KH. Asrori Al-ishaqi, Mursyid Toriqoh Qodiriyah wa Naqsabandiyah

KH. Ahmad Asrori Al-ishaqi merupakan putera dari Kyai Utsman Al-Ishaqi. Beliau mengasuh Pondok Pesantren Al-Fithrah Kedinding lor Surabaya. Kelurahan Kedinding Lor terletak di Kecamatan Kenjeran Kota Surabaya. Di atas tanah kurang lebih 3 hektar berdiri Pondok Pesantren Al-Fithrah yang diasuh Kyai Ahmad Asrori, putra Kyai Utsman Al-Ishaqy. Nama Al-Ishaqy dinisbatkan kepada Maulana Ishaq, ayah Sunan Giri, karena Kyai Utsman masih keturunan Sunan Giri. Semasa hidup, Kyai Utsman adalah mursyid Tarekat Qadiriyah wa Naqsyabandiyah. Dalam dunia Islam, tarekat Naqsyabandiyah dikenal sebagai tarekat yang penting dan memiliki penyebaran paling luas; cabang-cabangnya bisa ditemukan di banyak negeri antara Yugoslavia dan Mesir di belahan barat serta Indonesia dan Cina di belahan timur.

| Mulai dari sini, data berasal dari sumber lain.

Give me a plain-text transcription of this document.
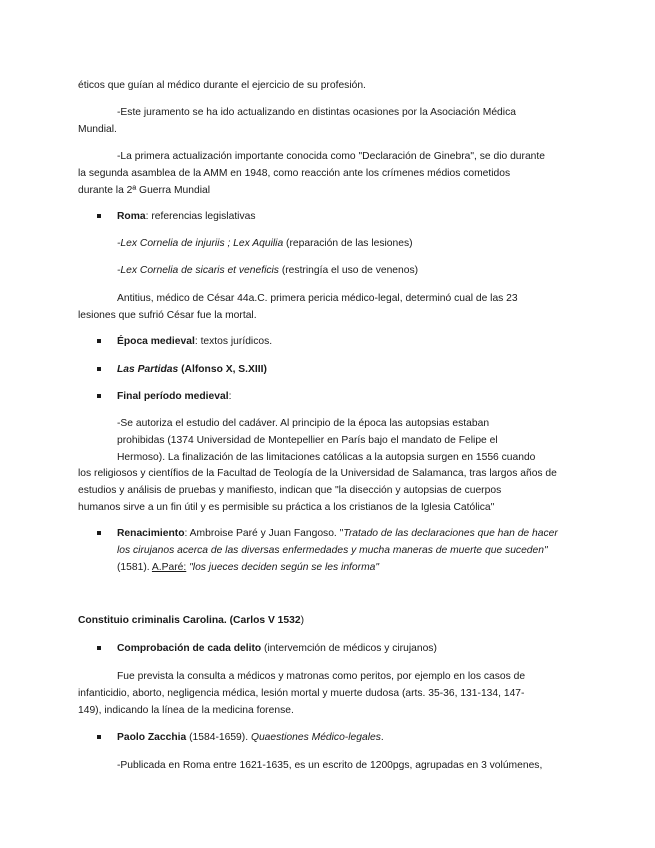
éticos que guían al médico durante el ejercicio de su profesión.
-Este juramento se ha ido actualizando en distintas ocasiones por la Asociación Médica
Mundial.
-La primera actualización importante conocida como "Declaración de Ginebra", se dio durante
la segunda asamblea de la AMM en 1948, como reacción ante los crímenes médios cometidos
durante la 2ª Guerra Mundial
Roma: referencias legislativas
-Lex Cornelia de injuriis ; Lex Aquilia (reparación de las lesiones)
-Lex Cornelia de sicaris et veneficis (restringía el uso de venenos)
Antitius, médico de César 44a.C. primera pericia médico-legal, determinó cual de las 23
lesiones que sufrió César fue la mortal.
Época medieval: textos jurídicos.
Las Partidas (Alfonso X, S.XIII)
Final período medieval:
-Se autoriza el estudio del cadáver. Al principio de la época las autopsias estaban
prohibidas (1374 Universidad de Montepellier en París bajo el mandato de Felipe el
Hermoso). La finalización de las limitaciones católicas a la autopsia surgen en 1556 cuando
los religiosos y científios de la Facultad de Teología de la Universidad de Salamanca, tras largos años de
estudios y análisis de pruebas y manifiesto, indican que "la disección y autopsias de cuerpos
humanos sirve a un fin útil y es permisible su práctica a los cristianos de la Iglesia Católica"
Renacimiento: Ambroise Paré y Juan Fangoso. "Tratado de las declaraciones que han de hacer
los cirujanos acerca de las diversas enfermedades y mucha maneras de muerte que suceden"
(1581). A.Paré: "los jueces deciden según se les informa"
Constituio criminalis Carolina. (Carlos V 1532)
Comprobación de cada delito (intervemción de médicos y cirujanos)
Fue prevista la consulta a médicos y matronas como peritos, por ejemplo en los casos de
infanticidio, aborto, negligencia médica, lesión mortal y muerte dudosa (arts. 35-36, 131-134, 147-
149), indicando la línea de la medicina forense.
Paolo Zacchia (1584-1659). Quaestiones Médico-legales.
-Publicada en Roma entre 1621-1635, es un escrito de 1200pgs, agrupadas en 3 volúmenes,
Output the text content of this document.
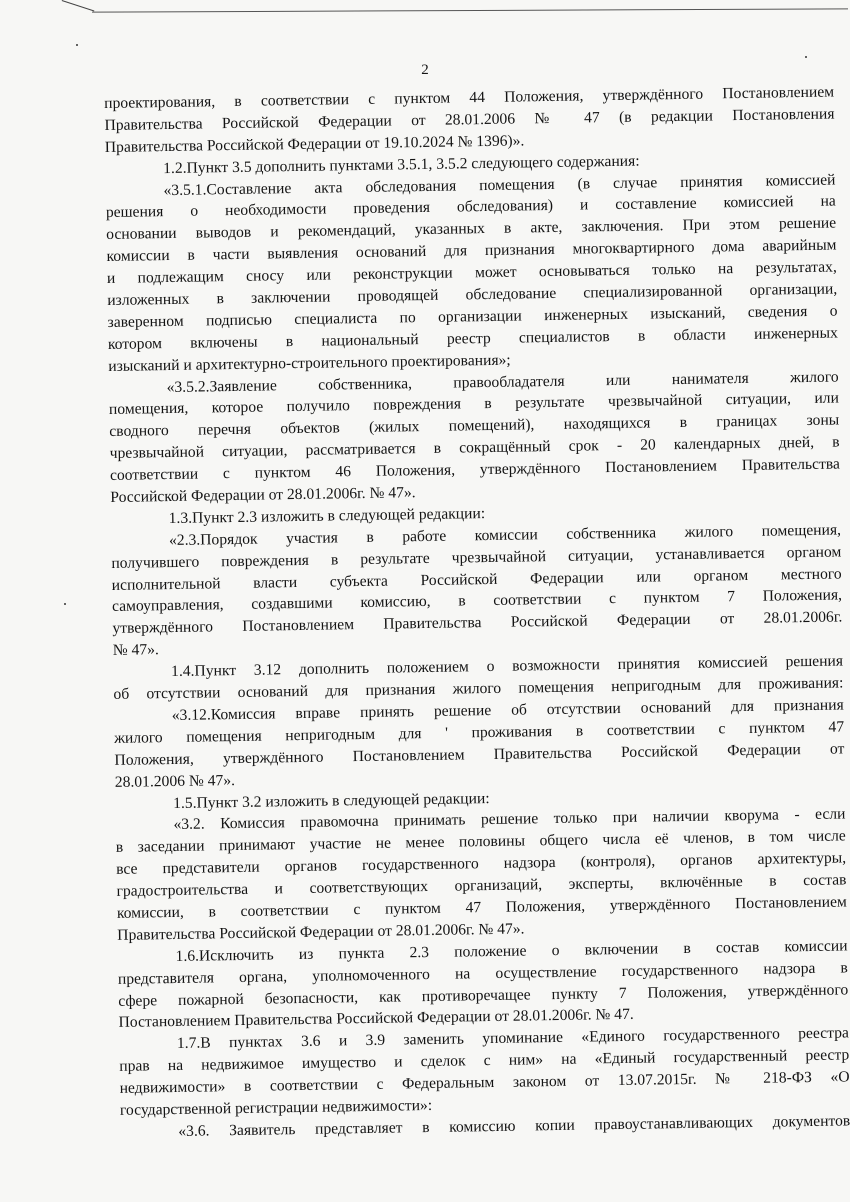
2
проектирования, в соответствии с пунктом 44 Положения, утверждённого Постановлением
Правительства Российской Федерации от 28.01.2006 № 47 (в редакции Постановления
Правительства Российской Федерации от 19.10.2024 № 1396)».
1.2.Пункт 3.5 дополнить пунктами 3.5.1, 3.5.2 следующего содержания:
«3.5.1.Составление акта обследования помещения (в случае принятия комиссией
решения о необходимости проведения обследования) и составление комиссией на
основании выводов и рекомендаций, указанных в акте, заключения. При этом решение
комиссии в части выявления оснований для признания многоквартирного дома аварийным
и подлежащим сносу или реконструкции может основываться только на результатах,
изложенных в заключении проводящей обследование специализированной организации,
заверенном подписью специалиста по организации инженерных изысканий, сведения о
котором включены в национальный реестр специалистов в области инженерных
изысканий и архитектурно-строительного проектирования»;
«3.5.2.Заявление собственника, правообладателя или нанимателя жилого
помещения, которое получило повреждения в результате чрезвычайной ситуации, или
сводного перечня объектов (жилых помещений), находящихся в границах зоны
чрезвычайной ситуации, рассматривается в сокращённый срок - 20 календарных дней, в
соответствии с пунктом 46 Положения, утверждённого Постановлением Правительства
Российской Федерации от 28.01.2006г. № 47».
1.3.Пункт 2.3 изложить в следующей редакции:
«2.3.Порядок участия в работе комиссии собственника жилого помещения,
получившего повреждения в результате чрезвычайной ситуации, устанавливается органом
исполнительной власти субъекта Российской Федерации или органом местного
самоуправления, создавшими комиссию, в соответствии с пунктом 7 Положения,
утверждённого Постановлением Правительства Российской Федерации от 28.01.2006г.
№ 47».
1.4.Пункт 3.12 дополнить положением о возможности принятия комиссией решения
об отсутствии оснований для признания жилого помещения непригодным для проживания:
«3.12.Комиссия вправе принять решение об отсутствии оснований для признания
жилого помещения непригодным для ' проживания в соответствии с пунктом 47
Положения, утверждённого Постановлением Правительства Российской Федерации от
28.01.2006 № 47».
1.5.Пункт 3.2 изложить в следующей редакции:
«3.2. Комиссия правомочна принимать решение только при наличии кворума - если
в заседании принимают участие не менее половины общего числа её членов, в том числе
все представители органов государственного надзора (контроля), органов архитектуры,
градостроительства и соответствующих организаций, эксперты, включённые в состав
комиссии, в соответствии с пунктом 47 Положения, утверждённого Постановлением
Правительства Российской Федерации от 28.01.2006г. № 47».
1.6.Исключить из пункта 2.3 положение о включении в состав комиссии
представителя органа, уполномоченного на осуществление государственного надзора в
сфере пожарной безопасности, как противоречащее пункту 7 Положения, утверждённого
Постановлением Правительства Российской Федерации от 28.01.2006г. № 47.
1.7.В пунктах 3.6 и 3.9 заменить упоминание «Единого государственного реестра
прав на недвижимое имущество и сделок с ним» на «Единый государственный реестр
недвижимости» в соответствии с Федеральным законом от 13.07.2015г. № 218-ФЗ «О
государственной регистрации недвижимости»:
«3.6. Заявитель представляет в комиссию копии правоустанавливающих документов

Sepeninggal Kyai Utsman tahun 1984, atas penunjukan langsung Kyai Utsman, Kyai Ahmad Asrori meneruskan kedudukan mursyid ayahnya. Ketokohan Kyai Asrori berawal dari sini. Tugas sebagai mursyid dalam usia yang masih muda ternyata bukan perkara mudah. Banyak pengikut Kyai Utsman yang menolak mengakui Kyai Asrori sebagai pengganti yang sah. Sebuah riwayat menceritakan bahwa para penolak itu, pada tanggal 16 Maret 1988 berangkat meninggalkan Surabaya menuju Kebumen untuk melakukan baiat kepada Kyai Sonhaji.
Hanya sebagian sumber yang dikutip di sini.